Yakınlarını kaybeden aileler ise acılarıyla baş başa kaldı.  Hayatını kaybedenlerden kimi gözü yaşlı annesi ve babasını, kimi eşini ve çocuklarını, kimi nişanlısını, kimi bacısını kardeşini, kimi de yakınlarını geride bıraktı.

Biz millet olarak acı günlerde yardımlaşmayı, dayanışmayı, paylaşmayı görev addeden ruha ve inanca sahibiz.
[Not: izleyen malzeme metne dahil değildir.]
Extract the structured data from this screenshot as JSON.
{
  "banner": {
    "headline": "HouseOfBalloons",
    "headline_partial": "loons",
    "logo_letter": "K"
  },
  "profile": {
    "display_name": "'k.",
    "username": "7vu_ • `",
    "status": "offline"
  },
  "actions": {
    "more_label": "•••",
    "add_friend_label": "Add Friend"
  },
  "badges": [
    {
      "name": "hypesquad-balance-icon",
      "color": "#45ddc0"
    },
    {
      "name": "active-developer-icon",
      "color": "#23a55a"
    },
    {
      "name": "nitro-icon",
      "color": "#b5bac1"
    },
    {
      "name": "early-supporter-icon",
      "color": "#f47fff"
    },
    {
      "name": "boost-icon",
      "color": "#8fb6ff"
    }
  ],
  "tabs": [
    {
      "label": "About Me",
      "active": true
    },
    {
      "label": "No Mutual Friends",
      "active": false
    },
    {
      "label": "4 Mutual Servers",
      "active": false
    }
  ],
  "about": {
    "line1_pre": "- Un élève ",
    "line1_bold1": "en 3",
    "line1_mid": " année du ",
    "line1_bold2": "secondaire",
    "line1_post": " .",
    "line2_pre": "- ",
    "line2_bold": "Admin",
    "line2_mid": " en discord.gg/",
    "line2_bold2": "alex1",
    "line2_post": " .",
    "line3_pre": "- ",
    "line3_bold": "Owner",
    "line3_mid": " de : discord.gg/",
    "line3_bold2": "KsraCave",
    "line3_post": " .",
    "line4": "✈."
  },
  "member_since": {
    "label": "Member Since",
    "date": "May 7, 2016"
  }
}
Bu özelliğimizi Erzincan, Varto, Muradiye-Çaldıran, Gölcük, Van-Erciş ve en son Elazığ depremleri ile Soma maden faciasında ve çeşitli ülkelerde meydana gelen felaketlerde yardıma koşarak gösterdik ve gösteriyoruz.

Deprem, sel gibi çığ da doğal bir felakettir.  

Felaketlerde yaşanan can kayıpları tamamen insan ihmallerinden kaynaklanmaktadır.

Çığ felaketinin üzerinden 9 gün geçti.

Taziye ve geçmiş olsun mesajları geldi ama bir şey daha bekledim.

Dedim ki…

Acaba… Kurum kuruluşlar, meslek odaları, yardımsever iş insanları, siyasi aktörler, sanatçı veya herhangi bir girişimci yaşamını kaybedenlerin geride kalan anne ve baba, eş ve çocuklarının acılarını bir nebze dindirmek için yardım kampanyası açar mı?

Umutla bekledim…  Ama şu ana kadar kimseden bir ses çıkmadı.

Bu insanlar düğüne, eğlenceye giderken hayatlarını kaybetmedi.

Büyük çoğunluğu can kurtarmak için can verdi.

O zaman…

Bu sessizlik, duyarsızlık neden?

İhtiyacı olsun veya olmasın… Yasal haklarını alsınlar veya almasınlar.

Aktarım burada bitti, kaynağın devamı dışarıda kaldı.